Version 1.0 Files [190MB]
An archive of source files used to generate the py150 Dataset
The archive contains the following files:
  • data.tar.gz -- Archive containing all the source files
  • python100k_train.txt -- List of files used in the training dataset.
  • python50k_eval.txt -- List of files used in the evaluation dataset.
  • github_repos.txt -- List of GitHub repositories and their revisions used to obtain the dataset.
Note that the order of python100k_train.txt and python100k_train.json (containing the ASTs of the parsed files) are the same. That is, parsing the n-th file from python100k_train.txt produces n-th ASTs in python100k_train.json.

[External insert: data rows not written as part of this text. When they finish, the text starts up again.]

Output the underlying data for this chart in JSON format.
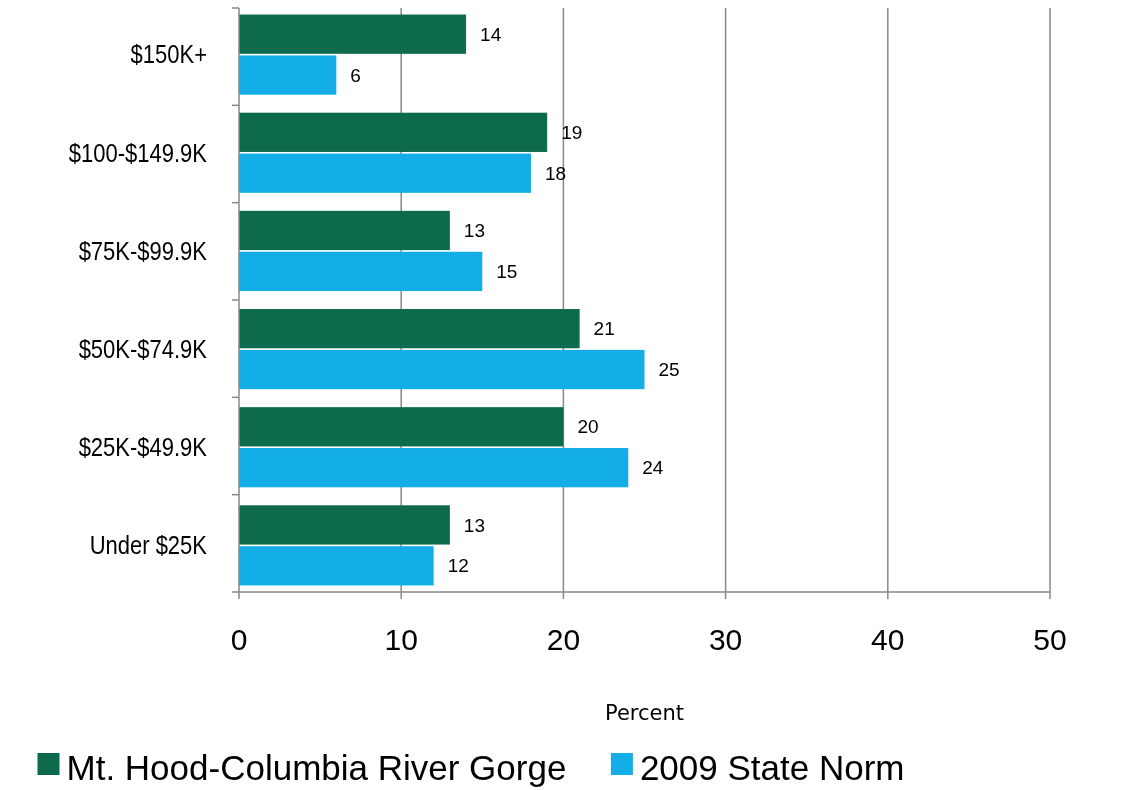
{
  "chart_data": {
    "type": "bar",
    "orientation": "horizontal",
    "xlabel": "Percent",
    "categories": [
      "$150K+",
      "$100-$149.9K",
      "$75K-$99.9K",
      "$50K-$74.9K",
      "$25K-$49.9K",
      "Under $25K"
    ],
    "series": [
      {
        "name": "Mt. Hood-Columbia River Gorge",
        "color": "#0e6a4c",
        "values": [
          14,
          19,
          13,
          21,
          20,
          13
        ]
      },
      {
        "name": "2009 State Norm",
        "color": "#13aee8",
        "values": [
          6,
          18,
          15,
          25,
          24,
          12
        ]
      }
    ],
    "xlim": [
      0,
      50
    ],
    "xticks": [
      0,
      10,
      20,
      30,
      40,
      50
    ],
    "grid": "x",
    "legend": "bottom",
    "data_labels": true
  }
}
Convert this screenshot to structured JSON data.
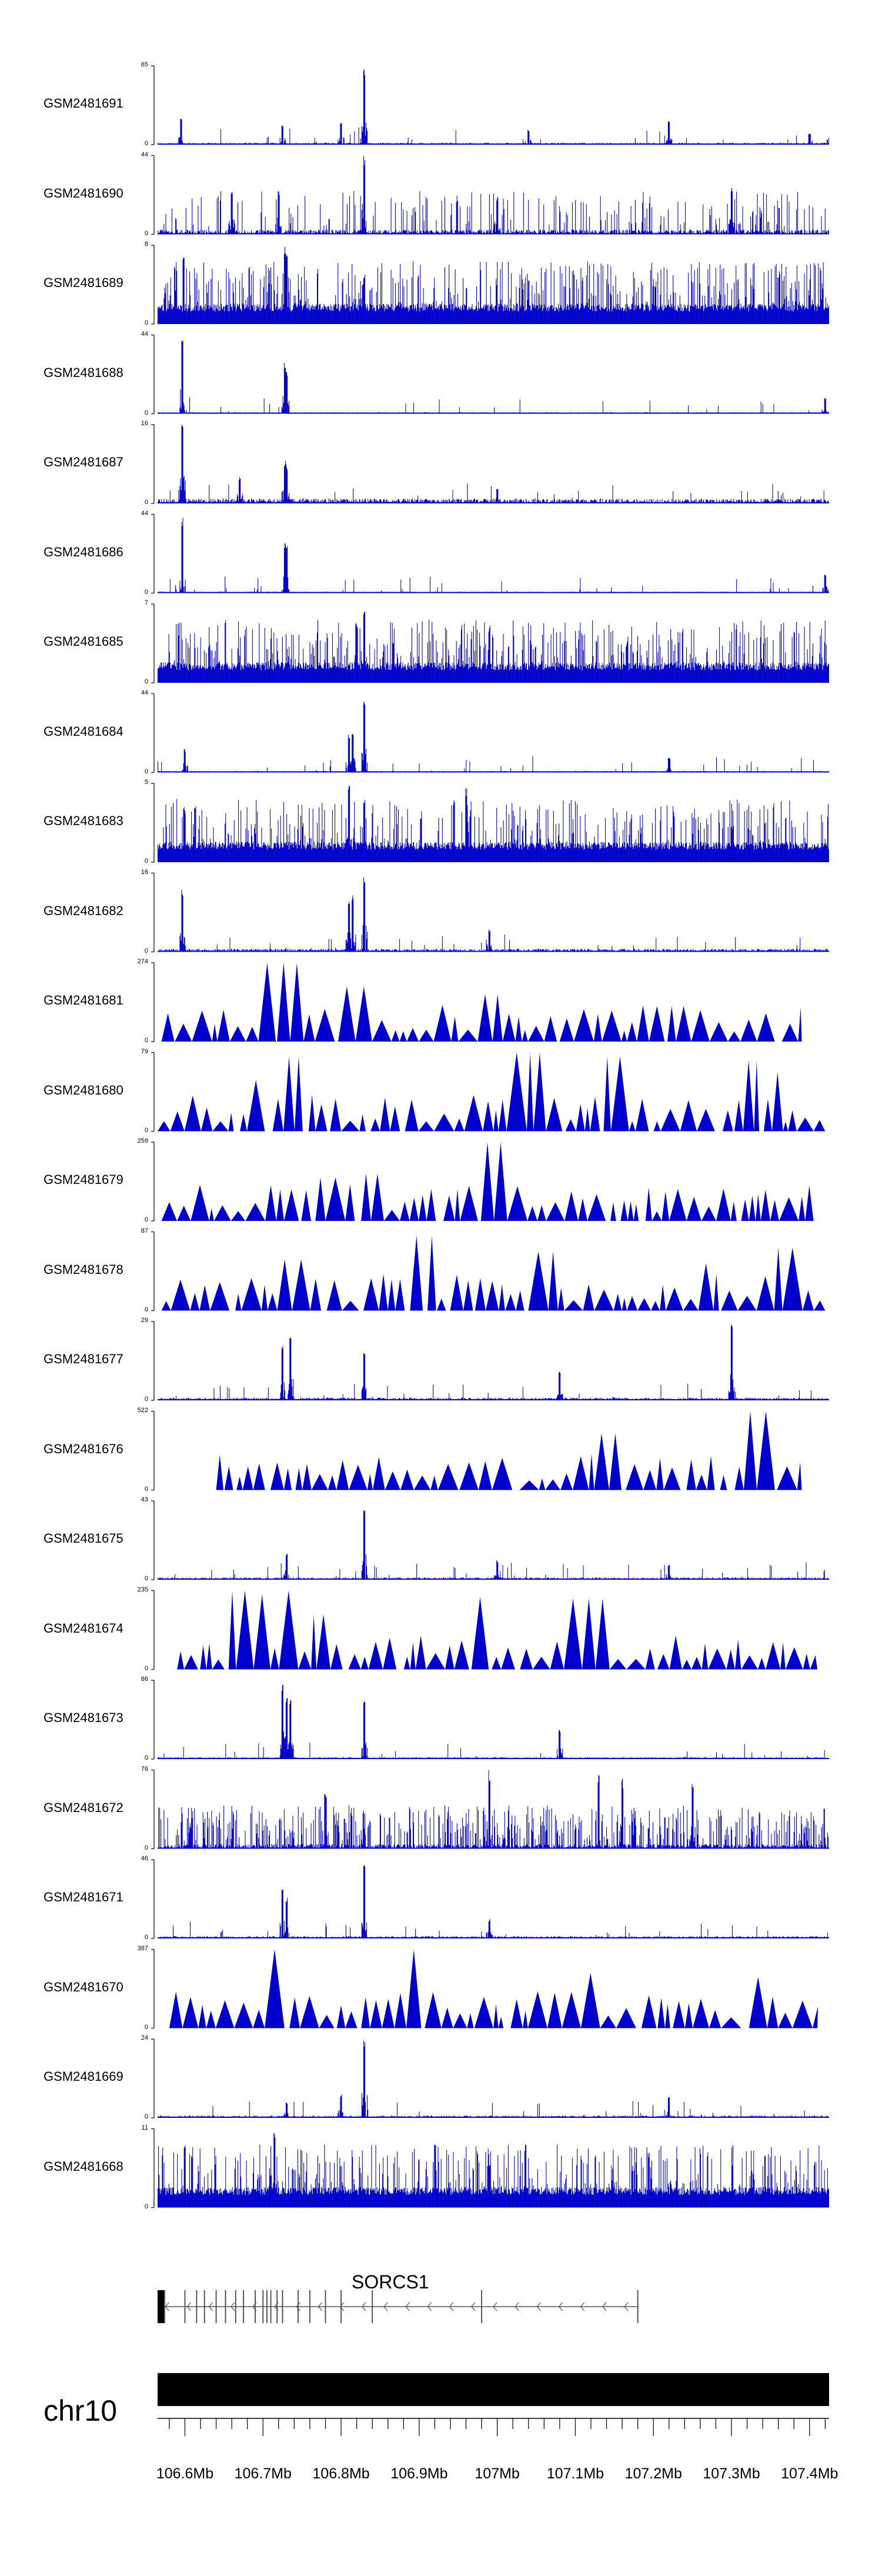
{
  "chart_data": {
    "type": "area",
    "x_unit": "Mb",
    "xlim": [
      106.565,
      107.425
    ],
    "chromosome": "chr10",
    "colors": {
      "signal": "#0000cc",
      "axis": "#000000",
      "gene": "#555555",
      "chrom_band": "#000000"
    },
    "tracks": [
      {
        "name": "GSM2481691",
        "ymin": 0,
        "ymax": 65,
        "style": "peaks",
        "noise": 0.05,
        "peaks": [
          [
            106.595,
            0.35
          ],
          [
            106.725,
            0.25
          ],
          [
            106.8,
            0.3
          ],
          [
            106.83,
            1.0
          ],
          [
            107.04,
            0.2
          ],
          [
            107.22,
            0.3
          ],
          [
            107.4,
            0.15
          ]
        ]
      },
      {
        "name": "GSM2481690",
        "ymin": 0,
        "ymax": 44,
        "style": "bars",
        "noise": 0.15,
        "peaks": [
          [
            106.83,
            1.0
          ],
          [
            106.66,
            0.6
          ],
          [
            106.72,
            0.55
          ],
          [
            107.0,
            0.5
          ],
          [
            107.3,
            0.6
          ]
        ]
      },
      {
        "name": "GSM2481689",
        "ymin": 0,
        "ymax": 8,
        "style": "dense",
        "noise": 0.35,
        "peaks": [
          [
            106.598,
            0.95
          ],
          [
            106.728,
            1.0
          ],
          [
            106.73,
            0.9
          ],
          [
            106.83,
            0.6
          ]
        ]
      },
      {
        "name": "GSM2481688",
        "ymin": 0,
        "ymax": 44,
        "style": "peaks",
        "noise": 0.04,
        "peaks": [
          [
            106.597,
            1.0
          ],
          [
            106.728,
            0.65
          ],
          [
            106.73,
            0.55
          ],
          [
            107.42,
            0.2
          ]
        ]
      },
      {
        "name": "GSM2481687",
        "ymin": 0,
        "ymax": 16,
        "style": "peaks",
        "noise": 0.12,
        "peaks": [
          [
            106.597,
            1.0
          ],
          [
            106.728,
            0.55
          ],
          [
            106.73,
            0.5
          ],
          [
            106.67,
            0.35
          ],
          [
            107.0,
            0.2
          ]
        ]
      },
      {
        "name": "GSM2481686",
        "ymin": 0,
        "ymax": 44,
        "style": "peaks",
        "noise": 0.04,
        "peaks": [
          [
            106.597,
            1.0
          ],
          [
            106.728,
            0.65
          ],
          [
            106.73,
            0.6
          ],
          [
            107.42,
            0.25
          ]
        ]
      },
      {
        "name": "GSM2481685",
        "ymin": 0,
        "ymax": 7,
        "style": "dense",
        "noise": 0.3,
        "peaks": [
          [
            106.83,
            1.0
          ],
          [
            106.82,
            0.8
          ],
          [
            106.99,
            0.75
          ]
        ]
      },
      {
        "name": "GSM2481684",
        "ymin": 0,
        "ymax": 44,
        "style": "peaks",
        "noise": 0.04,
        "peaks": [
          [
            106.6,
            0.3
          ],
          [
            106.81,
            0.5
          ],
          [
            106.815,
            0.55
          ],
          [
            106.83,
            1.0
          ],
          [
            107.22,
            0.2
          ]
        ]
      },
      {
        "name": "GSM2481683",
        "ymin": 0,
        "ymax": 5,
        "style": "dense",
        "noise": 0.3,
        "peaks": [
          [
            106.81,
            1.0
          ],
          [
            106.83,
            0.85
          ],
          [
            106.96,
            0.95
          ],
          [
            106.6,
            0.7
          ]
        ]
      },
      {
        "name": "GSM2481682",
        "ymin": 0,
        "ymax": 16,
        "style": "peaks",
        "noise": 0.08,
        "peaks": [
          [
            106.597,
            0.8
          ],
          [
            106.81,
            0.7
          ],
          [
            106.815,
            0.75
          ],
          [
            106.83,
            1.0
          ],
          [
            106.99,
            0.3
          ]
        ]
      },
      {
        "name": "GSM2481681",
        "ymin": 0,
        "ymax": 274,
        "style": "triangles",
        "xrange": [
          106.57,
          107.39
        ],
        "peaks": [
          [
            106.727,
            1.0
          ],
          [
            106.74,
            0.5
          ],
          [
            106.82,
            0.7
          ],
          [
            106.99,
            0.6
          ],
          [
            107.22,
            0.45
          ],
          [
            107.25,
            0.4
          ],
          [
            107.35,
            0.3
          ]
        ]
      },
      {
        "name": "GSM2481680",
        "ymin": 0,
        "ymax": 79,
        "style": "triangles",
        "xrange": [
          106.565,
          107.42
        ],
        "peaks": [
          [
            106.74,
            0.95
          ],
          [
            106.69,
            0.65
          ],
          [
            107.04,
            1.0
          ],
          [
            107.15,
            0.95
          ],
          [
            107.33,
            0.9
          ],
          [
            107.36,
            0.75
          ]
        ]
      },
      {
        "name": "GSM2481679",
        "ymin": 0,
        "ymax": 259,
        "style": "triangles",
        "xrange": [
          106.57,
          107.41
        ],
        "peaks": [
          [
            106.99,
            1.0
          ],
          [
            106.83,
            0.6
          ],
          [
            106.78,
            0.55
          ],
          [
            106.725,
            0.4
          ],
          [
            107.37,
            0.3
          ]
        ]
      },
      {
        "name": "GSM2481678",
        "ymin": 0,
        "ymax": 87,
        "style": "triangles",
        "xrange": [
          106.57,
          107.42
        ],
        "peaks": [
          [
            106.91,
            0.95
          ],
          [
            106.73,
            0.65
          ],
          [
            107.06,
            0.75
          ],
          [
            107.37,
            0.8
          ],
          [
            107.27,
            0.6
          ]
        ]
      },
      {
        "name": "GSM2481677",
        "ymin": 0,
        "ymax": 29,
        "style": "peaks",
        "noise": 0.07,
        "peaks": [
          [
            106.725,
            0.75
          ],
          [
            106.735,
            0.8
          ],
          [
            106.83,
            0.6
          ],
          [
            107.3,
            1.0
          ],
          [
            107.08,
            0.4
          ]
        ]
      },
      {
        "name": "GSM2481676",
        "ymin": 0,
        "ymax": 522,
        "style": "triangles",
        "xrange": [
          106.64,
          107.39
        ],
        "peaks": [
          [
            106.72,
            0.35
          ],
          [
            106.81,
            0.32
          ],
          [
            106.98,
            0.35
          ],
          [
            107.15,
            0.72
          ],
          [
            107.33,
            1.0
          ],
          [
            107.35,
            0.3
          ]
        ]
      },
      {
        "name": "GSM2481675",
        "ymin": 0,
        "ymax": 43,
        "style": "peaks",
        "noise": 0.06,
        "peaks": [
          [
            106.83,
            1.0
          ],
          [
            106.73,
            0.35
          ],
          [
            107.0,
            0.25
          ],
          [
            107.22,
            0.2
          ]
        ]
      },
      {
        "name": "GSM2481674",
        "ymin": 0,
        "ymax": 235,
        "style": "triangles",
        "xrange": [
          106.59,
          107.41
        ],
        "peaks": [
          [
            106.665,
            1.0
          ],
          [
            106.73,
            1.0
          ],
          [
            106.69,
            0.95
          ],
          [
            106.98,
            0.92
          ],
          [
            107.12,
            0.9
          ],
          [
            106.77,
            0.7
          ]
        ]
      },
      {
        "name": "GSM2481673",
        "ymin": 0,
        "ymax": 86,
        "style": "peaks",
        "noise": 0.05,
        "peaks": [
          [
            106.725,
            1.0
          ],
          [
            106.73,
            0.8
          ],
          [
            106.735,
            0.75
          ],
          [
            106.83,
            0.8
          ],
          [
            107.08,
            0.4
          ]
        ]
      },
      {
        "name": "GSM2481672",
        "ymin": 0,
        "ymax": 76,
        "style": "bars",
        "noise": 0.35,
        "peaks": [
          [
            106.99,
            1.0
          ],
          [
            107.13,
            0.95
          ],
          [
            107.16,
            0.9
          ],
          [
            107.25,
            0.9
          ],
          [
            106.78,
            0.75
          ]
        ]
      },
      {
        "name": "GSM2481671",
        "ymin": 0,
        "ymax": 46,
        "style": "peaks",
        "noise": 0.06,
        "peaks": [
          [
            106.83,
            1.0
          ],
          [
            106.725,
            0.65
          ],
          [
            106.73,
            0.55
          ],
          [
            106.99,
            0.25
          ]
        ]
      },
      {
        "name": "GSM2481670",
        "ymin": 0,
        "ymax": 387,
        "style": "triangles",
        "xrange": [
          106.58,
          107.41
        ],
        "peaks": [
          [
            106.72,
            1.0
          ],
          [
            106.895,
            1.0
          ],
          [
            107.12,
            0.7
          ],
          [
            107.33,
            0.65
          ],
          [
            107.09,
            0.45
          ],
          [
            107.39,
            0.35
          ]
        ]
      },
      {
        "name": "GSM2481669",
        "ymin": 0,
        "ymax": 24,
        "style": "peaks",
        "noise": 0.06,
        "peaks": [
          [
            106.83,
            1.0
          ],
          [
            106.8,
            0.3
          ],
          [
            106.73,
            0.2
          ],
          [
            107.22,
            0.3
          ]
        ]
      },
      {
        "name": "GSM2481668",
        "ymin": 0,
        "ymax": 11,
        "style": "dense",
        "noise": 0.3,
        "peaks": [
          [
            106.715,
            0.95
          ],
          [
            106.6,
            0.85
          ],
          [
            106.92,
            0.8
          ]
        ]
      }
    ],
    "gene": {
      "name": "SORCS1",
      "strand": "-",
      "start": 106.565,
      "end": 107.18,
      "exons": [
        106.568,
        106.571,
        106.574,
        106.6,
        106.615,
        106.625,
        106.64,
        106.652,
        106.665,
        106.675,
        106.69,
        106.7,
        106.705,
        106.71,
        106.718,
        106.725,
        106.745,
        106.76,
        106.78,
        106.8,
        106.84,
        106.98,
        107.18
      ]
    },
    "axis": {
      "ticks": [
        106.6,
        106.7,
        106.8,
        106.9,
        107.0,
        107.1,
        107.2,
        107.3,
        107.4
      ],
      "tick_labels": [
        "106.6Mb",
        "106.7Mb",
        "106.8Mb",
        "106.9Mb",
        "107Mb",
        "107.1Mb",
        "107.2Mb",
        "107.3Mb",
        "107.4Mb"
      ],
      "minor_step": 0.02
    }
  }
}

Published research using this dataset may cite the following paper:
Raychev, V., Bielik, P., and Vechev, M. Probabilistic Model for Code with Decision Trees. In Proceedings of the 2016 ACM SIGPLAN International Conference on Object-Oriented Programming, Systems, Languages, and Applications (2016), OOPSLA ’16, ACM

Format

Now we briefly explain the JSON format into which each AST is stored. The python100k_train.json and python50k_eval.json files include one such JSON per line. As an example, given a simple program:
x = 7
print x+1
The serialized AST is as follows (here we show it pretty-printed, but the entire JSON is on a single line in the data):
[ {"type":"Module","children":[1,4]},
    {"type":"Assign","children":[2,3]},
      {"type":"NameStore","value":"x"},
      {"type":"Num","value":"7"},
    {"type":"Print","children":[5]},
      {"type":"BinOpAdd","children":[6,7]},
        {"type":"NameLoad","value":"x"},
        {"type":"Num","value":"1"} ]
As can be seen, the json contains array of objects. Each object contains several name/value pairs:
  • (Required) type: string containing type of current AST node.
  • (Optional) value: string containing value (if any) of the current AST node.
  • (Optional) children: array of integers denoting indices of children (if any) of the current AST node. Indices are 0-based starting from the first node in the JSON.